Natural Remedies for… Pain?

Herbs, supplements, and relaxation techniques can truly help.

Posted Aug 11, 2016

Carolyn Ross/Shutterstock
Source: Carolyn Ross/Shutterstock

When we come down with a cold, we take echinacea, vitamin C, or zinc. When we are having trouble sleeping, we take melatonin or valerian. If we are troubled by anxiety or panic, we might try meditation or yoga. But when we have a backache or a flareup of arthritis, most of us reach for over-the-counter pain medications like acetaminophen or ibuprofen, or we take something stronger prescribed by our doctor. Natural remedies just aren’t the first thing we think of when it comes to pain.

But over-the-counter pain medications aren’t necessarily as benign as they seem; long-term use may cause problems with the heart and kidneys. And prescription painkillers can have significant side effects, not to mention the potential to become addictive.

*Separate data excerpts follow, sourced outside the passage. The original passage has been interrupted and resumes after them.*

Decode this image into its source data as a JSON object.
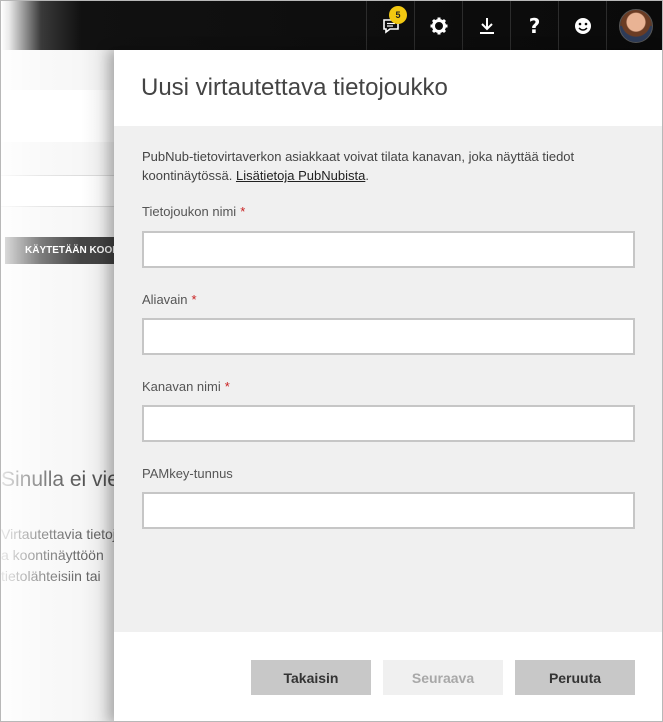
{
  "topbar": {
    "notification_count": "5",
    "icons": [
      "chat-notification-icon",
      "gear-icon",
      "download-icon",
      "help-icon",
      "smiley-icon",
      "avatar"
    ]
  },
  "background": {
    "tab_label": "KÄYTETÄÄN KOONTINÄYTTÖJÄ",
    "heading": "Sinulla ei vielä",
    "lines": [
      "Virtautettavia tietojoukkoja",
      "a koontinäyttöön",
      "tietolähteisiin tai"
    ]
  },
  "panel": {
    "title": "Uusi virtautettava tietojoukko",
    "description": "PubNub-tietovirtaverkon asiakkaat voivat tilata kanavan, joka näyttää tiedot koontinäytössä.",
    "link_text": "Lisätietoja PubNubista",
    "fields": [
      {
        "label": "Tietojoukon nimi",
        "required": "*",
        "value": ""
      },
      {
        "label": "Aliavain",
        "required": "*",
        "value": ""
      },
      {
        "label": "Kanavan nimi",
        "required": "*",
        "value": ""
      },
      {
        "label": "PAMkey-tunnus",
        "required": "",
        "value": ""
      }
    ],
    "buttons": {
      "back": "Takaisin",
      "next": "Seuraava",
      "cancel": "Peruuta"
    }
  },
  "colors": {
    "accent_badge": "#f2c811",
    "required": "#c81e1e",
    "button_bg": "#c8c8c8"
  }
}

If you’re one of the 100 million American adults who live with chronic pain, you know that it can be truly distressing. Pain can keep you from working, put a strain on your relationships, and dampen your enjoyment of life. When you’re in pain, you want to do something about it.

The good news is that there are effective natural remedies for pain. Try using these and see if they work for you.

Herbs and Supplements

Arnica Montana. Used in a topical cream or gel, Arnica has been shown to help with osteoarthritis of the knee.

Capsaicin. Also used as topical cream, capsaicin has been shown to be effective for neck pain, osteoarthritis and rheumatoid arthritis, and diabetic neuropathy.

Cod liver oil. Research by Haim Shapiro suggests that omega-3 fatty acids have the potential to help with neuropathic and inflammatory pain. And in a 1996 study by Willy Eriksen, people with musculoskeletal pain got relief by taking cod liver oil. Try taking 1 to 2 teaspoons of cod liver oil daily.

Willow bark extract. Salix alba was shown to be helpful for low back pain in a preparation that contained 240 mg of salicin.

As always, it’s a good idea to check with your doctor before taking a new herb or supplement. Some can interact with other medications or cause problems in people with certain health conditions.

Relaxation, Mindfulness, and Acceptance Techniques

You feel familiar twinge in your shoulder and you think, Oh no, there it is again! I’ll never be rid of this. And before you know it, the pain is twice as bad. Does this sound familiar? There’s no doubt that our thoughts and feelings about physical discomfort can worsen our pain.

Muscle tension can be a major contributor to pain. The same anxiety and worry that make us hunch our shoulders or clench our fists can turn up the volume on pain anywhere in the body.

It makes sense, then, that relaxation techniques can be very effective in changing our perception of pain. Research shows that cognitive-behavioral therapy that emphasizes relaxation strategies is effective in reducing lower back pain.

Mindfulness meditation isn’t exactly a relaxation technique, but it has long been established as effective in relieving chronic pain. This might seem surprising at first. Meditation involves paying attention to your thoughts, emotions, and physical sensations. Wouldn’t paying attention to pain – and your thoughts and feelings about it – make the pain worse, not better?

Paradoxically, meditation practice helps us cultivate an accepting mindset. When we stop struggling with our pain, it is much less bothersome. In fact, there is an entire therapy (acceptance and commitment therapy, or ACT) built around acceptance, and it has been shown to be quite effective for chronic pain. When you practice ACT, you don’t even have to meditate; you simply learn to relate to your thoughts differently.

You may find that with herbs, supplements, relaxation, and acceptance, you can reduce your use of conventional pain medications – perhaps even drop them entirely – and at the same time get better relief from your pain. Give it a try and see.